Nov 19, 2010 08:47
It's been a while, no?
Well, I'm back! How could I stay away? (and stay mentally healthy?)
I'm a second grade teacher now! I earned my Masters in Elementary Education in May. I ... hate it. Not the kids - I love the kids! I like teaching. But I hate the bureaucratic BS. I hate not ever having free time - not that I don't take it, because damn - it's MY life. But it means I'm not as good of a teacher as I could be. Which to me means - either I need to sacrifice myself for the job, or sacrifice the job. So the job goes. 7.5 months until summer. It's a countdown. Then I'll job search like a mofo. I don't care if it's a boring office job - as long as it pays enough so that I can support myself and when I punch out it's done, I'll be happy. I'm hoping. I hope I can find a job I like, otherwise...? Doomed to unhappiness?
Dating life? A mess. Single as of a few months ago. I loved the guy, but he was going through a rough period at work and punished me for it. Not physically of course, but definitely mentally and emotionally. He would ditch on me to be with his friends regularly, and when I did see him we'd have to hang out with his friends. He stopped the physical relationship (wtf!). He would tell me I was annoying and irresponsible, etc. I put up with it for as long as I could, told him multiple times it was getting hard for me, and in the end I had to walk away. Of course after I broke up with him he sang a different tune. So sorry, so sorry. So late. He's still trying though - last night he texted me and told me he missed me and that we should move to Raleigh, NC together. Seriously? No. Part of it is my fault - last time we talked, I said that IF we ever got back together, it wouldn't be for a long time and I'd have to be certain he'd changed. Part of it though is he heard what he wanted to. Now he's back to texting non-stop and asking what I'm doing, where am I, who am I with, etc. I ignore most of it.

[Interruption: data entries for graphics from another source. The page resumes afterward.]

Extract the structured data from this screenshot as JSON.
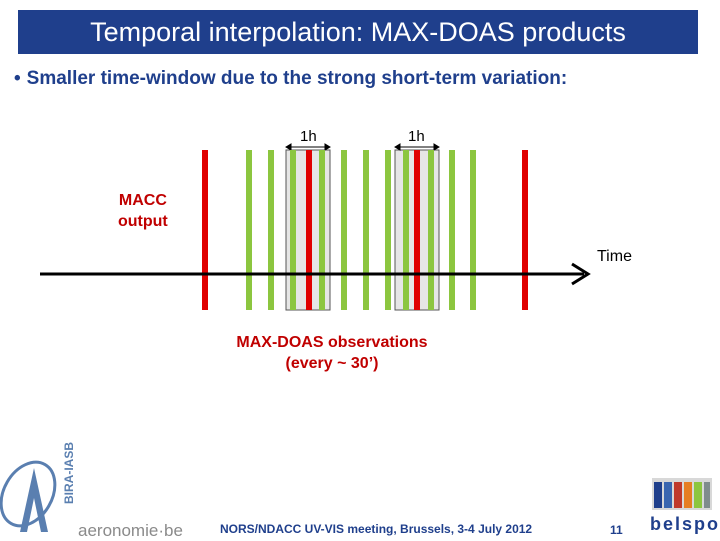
{
  "header": {
    "title": "Temporal interpolation: MAX-DOAS products"
  },
  "bullet": {
    "text": "Smaller time-window due to the strong short-term variation:"
  },
  "diagram": {
    "macc_label_line1": "MACC",
    "macc_label_line2": "output",
    "time_label": "Time",
    "window_label_1": "1h",
    "window_label_2": "1h",
    "obs_label_line1": "MAX-DOAS observations",
    "obs_label_line2": "(every ~ 30’)"
  },
  "footer": {
    "meeting": "NORS/NDACC UV-VIS meeting, Brussels, 3-4 July 2012",
    "page": "11",
    "aeronomie": "aeronomie·be",
    "bira": "BIRA-IASB",
    "belspo": "belspo"
  },
  "colors": {
    "title_bg": "#1f3f8c",
    "macc_red": "#e00000",
    "obs_green": "#8cc63f",
    "text_blue": "#1f3f8c"
  }
}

My rebound guy was beautiful, and a total douche. He asked me to be his girlfriend and then said we'd moved too quickly. Last I ever heard from him was when I said 'We need to have a serious talk' (because he'd only see me on Friday nights) and he said 'I'll call you back in 10 minutes.' Ha! Aren't guys lovely?
I've seen another guy a few times since the end of Rebound. I like him, which makes me really afraid that it will turn to shit pretty quickly. Is that normal? Or am I slightly neurotic? He didn't text me last night which makes me nervous. Now, I know - that's totally normal. You don't have to talk to each other every day, especially when you aren't 'seriously' dating. (What makes it serious? I've never understood that. I feel like I'm always serious- or I wouldn't bother.) I just wish he had texted. Or - OMG, dare I ask it? - called. Sometimes I wish texting didn't exist. I miss phone calls. I have plans with him tonight, so hopefully they're still on! We'll see!